Saturday, July 30, 2011

A major critique of consulting

When my wife and I were on our honeymoon in Hawaii, we were enjoying a post-dinner walk in Lahaina when we walked by a tourist booth.  The kind that sells tickets to all kinds of area attractions, with a small storefront, tiny counter, and rack with dozens and dozens of flyers (enough that they had multiple kinds of luaus advertised, because one kind of luau isn't enough)

Anyway, we were walking by when the guy who worked there stopped us.  He was an older guy, maybe in his late 50's or 60's, and immediately my first reaction was, 'Oh great, I'm going to have to figure out how to tell this guy I have zero interest in buying tickets to any of his luaus'

But it turned out he didn't really want to sell us anything, he just seemed to want to talk to us and eventually insult my occupation.

He engaged us in conversation, and while I kept waiting for the sales pitch that never came, he told us about how he moved to Hawaii, how he sold multiple businesses he ran, and how college was stupid.

He asked my wife and I what we did, and I knew he was going to have some kind of negative reaction, because we already established that he was anti-formal education, which is a foundational pillar of the MBA-based management consulting industry.

So when it was my turn, I told him I was a management consultant.

The response was not something unexpected.

"But what do you know about running a business?  Have you ever run a company?"


I get stuff like that from time to time, and I like to think I take it pretty well.  I mean, I don't whip out a Power Point deck and beat them to death with it or anything.  But still, it's pretty insulting when someone tells you that you really don't know anything and couldn't possibly be worth what your client pays you (which I inferred from his tone).



It reminded me of another time back in business school, when a bunch of prospective consultants went out to a recruiting dinner at a restaurant.  The owner asked what our group was doing there and when we told him we were recruiting for consulting jobs, he quickly told us about how some consultant tried to sell him on some help, but how he was too smart for that.  After all, who would know more about his business than him?

What I think these people fail to understand is that our business isn't based on parachuting into a company, grabbing an overwhelmed client by his/her shirt collar and telling him that we know best.  It also rests on the assumption that in order to have any credibility to help someone, you have to have experience or have previously done it before.

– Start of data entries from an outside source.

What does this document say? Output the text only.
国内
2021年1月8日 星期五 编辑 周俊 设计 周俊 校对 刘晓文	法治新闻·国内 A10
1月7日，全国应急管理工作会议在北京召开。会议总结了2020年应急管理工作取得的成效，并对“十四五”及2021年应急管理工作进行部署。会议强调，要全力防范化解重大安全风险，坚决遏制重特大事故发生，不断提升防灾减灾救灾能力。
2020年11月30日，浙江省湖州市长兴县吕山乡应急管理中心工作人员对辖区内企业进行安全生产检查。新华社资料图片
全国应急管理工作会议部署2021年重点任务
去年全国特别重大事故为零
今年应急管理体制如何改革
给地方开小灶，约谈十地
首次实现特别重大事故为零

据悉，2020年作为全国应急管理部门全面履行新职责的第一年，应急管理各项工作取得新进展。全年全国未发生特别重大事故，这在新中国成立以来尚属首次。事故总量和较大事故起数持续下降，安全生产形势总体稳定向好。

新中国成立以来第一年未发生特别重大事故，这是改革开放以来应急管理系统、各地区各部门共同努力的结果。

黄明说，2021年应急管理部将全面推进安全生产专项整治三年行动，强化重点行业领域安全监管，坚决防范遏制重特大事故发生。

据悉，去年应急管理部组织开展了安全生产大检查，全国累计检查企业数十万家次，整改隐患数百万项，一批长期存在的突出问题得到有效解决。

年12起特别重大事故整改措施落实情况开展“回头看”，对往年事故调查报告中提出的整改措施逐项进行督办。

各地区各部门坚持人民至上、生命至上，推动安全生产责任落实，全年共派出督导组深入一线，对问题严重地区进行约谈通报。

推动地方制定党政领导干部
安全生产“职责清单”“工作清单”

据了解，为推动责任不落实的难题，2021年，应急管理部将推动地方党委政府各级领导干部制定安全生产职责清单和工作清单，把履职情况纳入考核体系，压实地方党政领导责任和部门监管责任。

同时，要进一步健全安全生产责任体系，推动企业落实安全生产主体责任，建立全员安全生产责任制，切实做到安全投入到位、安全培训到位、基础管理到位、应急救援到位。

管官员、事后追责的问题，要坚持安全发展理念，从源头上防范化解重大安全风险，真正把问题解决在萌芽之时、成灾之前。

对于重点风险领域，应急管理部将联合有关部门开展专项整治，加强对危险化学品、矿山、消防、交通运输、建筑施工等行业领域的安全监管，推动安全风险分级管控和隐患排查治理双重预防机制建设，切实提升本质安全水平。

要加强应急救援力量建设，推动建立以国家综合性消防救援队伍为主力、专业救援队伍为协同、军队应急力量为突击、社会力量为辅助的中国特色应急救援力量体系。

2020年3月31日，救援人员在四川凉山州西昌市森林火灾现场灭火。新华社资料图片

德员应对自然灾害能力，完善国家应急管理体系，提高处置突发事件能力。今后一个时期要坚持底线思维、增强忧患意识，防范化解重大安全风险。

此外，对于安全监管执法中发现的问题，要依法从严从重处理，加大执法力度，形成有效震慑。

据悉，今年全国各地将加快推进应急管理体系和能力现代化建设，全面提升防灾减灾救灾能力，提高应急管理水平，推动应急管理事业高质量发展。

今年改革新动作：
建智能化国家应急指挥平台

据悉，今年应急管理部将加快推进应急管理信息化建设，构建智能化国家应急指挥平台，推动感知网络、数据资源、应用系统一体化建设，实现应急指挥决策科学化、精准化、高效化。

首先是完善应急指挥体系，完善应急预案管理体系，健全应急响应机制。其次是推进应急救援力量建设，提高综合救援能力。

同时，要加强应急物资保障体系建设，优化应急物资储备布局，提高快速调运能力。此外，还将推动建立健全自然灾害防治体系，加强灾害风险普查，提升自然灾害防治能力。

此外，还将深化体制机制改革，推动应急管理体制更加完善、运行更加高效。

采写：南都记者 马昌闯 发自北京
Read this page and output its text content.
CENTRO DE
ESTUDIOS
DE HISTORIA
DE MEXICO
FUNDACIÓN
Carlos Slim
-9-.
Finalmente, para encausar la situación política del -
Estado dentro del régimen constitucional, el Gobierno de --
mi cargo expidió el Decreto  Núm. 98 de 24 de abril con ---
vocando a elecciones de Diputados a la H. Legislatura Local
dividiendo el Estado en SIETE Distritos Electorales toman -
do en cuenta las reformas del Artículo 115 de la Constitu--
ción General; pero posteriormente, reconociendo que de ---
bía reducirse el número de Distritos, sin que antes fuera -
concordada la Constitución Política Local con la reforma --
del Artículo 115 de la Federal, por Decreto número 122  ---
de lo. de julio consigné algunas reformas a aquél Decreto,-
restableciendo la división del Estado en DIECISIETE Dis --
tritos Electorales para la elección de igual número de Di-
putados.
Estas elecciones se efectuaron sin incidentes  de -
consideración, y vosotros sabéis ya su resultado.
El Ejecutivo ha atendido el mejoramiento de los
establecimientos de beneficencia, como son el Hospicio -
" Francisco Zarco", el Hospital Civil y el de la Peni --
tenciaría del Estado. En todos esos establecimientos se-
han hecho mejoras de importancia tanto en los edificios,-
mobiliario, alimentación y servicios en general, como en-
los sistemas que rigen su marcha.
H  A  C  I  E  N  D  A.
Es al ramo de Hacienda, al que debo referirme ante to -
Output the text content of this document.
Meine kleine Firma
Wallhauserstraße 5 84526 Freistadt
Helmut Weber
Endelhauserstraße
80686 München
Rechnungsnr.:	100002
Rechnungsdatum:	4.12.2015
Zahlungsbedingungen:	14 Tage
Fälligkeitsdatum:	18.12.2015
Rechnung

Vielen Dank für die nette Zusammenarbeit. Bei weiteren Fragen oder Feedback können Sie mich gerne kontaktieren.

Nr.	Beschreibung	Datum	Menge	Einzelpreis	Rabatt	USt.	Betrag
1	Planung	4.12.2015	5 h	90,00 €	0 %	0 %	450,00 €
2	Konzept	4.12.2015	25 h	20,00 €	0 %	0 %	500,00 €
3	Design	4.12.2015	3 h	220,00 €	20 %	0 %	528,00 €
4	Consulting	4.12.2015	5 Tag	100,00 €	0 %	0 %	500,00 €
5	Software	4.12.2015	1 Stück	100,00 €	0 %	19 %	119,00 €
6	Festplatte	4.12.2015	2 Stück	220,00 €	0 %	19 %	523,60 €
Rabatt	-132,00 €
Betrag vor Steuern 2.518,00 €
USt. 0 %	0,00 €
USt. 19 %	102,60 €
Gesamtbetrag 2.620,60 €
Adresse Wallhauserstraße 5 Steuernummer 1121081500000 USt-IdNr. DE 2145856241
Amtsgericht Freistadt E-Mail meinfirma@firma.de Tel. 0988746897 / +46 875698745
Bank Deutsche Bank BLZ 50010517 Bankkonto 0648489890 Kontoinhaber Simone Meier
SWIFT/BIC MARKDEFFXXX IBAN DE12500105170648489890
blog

I think that's a ridiculous idea.

One of the only things I've figured out since I've been working, is that the best way to solve a problem is often to just talk about it with as many of the smartest people you can find.

They won't always be right, and in some cases maybe they'll be completely wrong, but they'll almost always have a view that can help inform an eventual decision.  And when you do run a business, even if you built it from the ground up, you'll always come across situations where a) you don't know what to do and b) you don't have the time or resources to deal with.

And when that happens, people like us are available to help.  It's not that complicated.

So if the tourist booth guy was having a problem, like maybe he had too many people interested in pineapple festivals and not enough people interested in surf camp (I imagine these are the problems people have in Hawaii), he can feel free to give me a call.  I might not know what to do, but I work with a bunch of really smart people, and when we put all of our heads together we usually get something good on paper.

As long as his computer has Power Point, he'll be all set.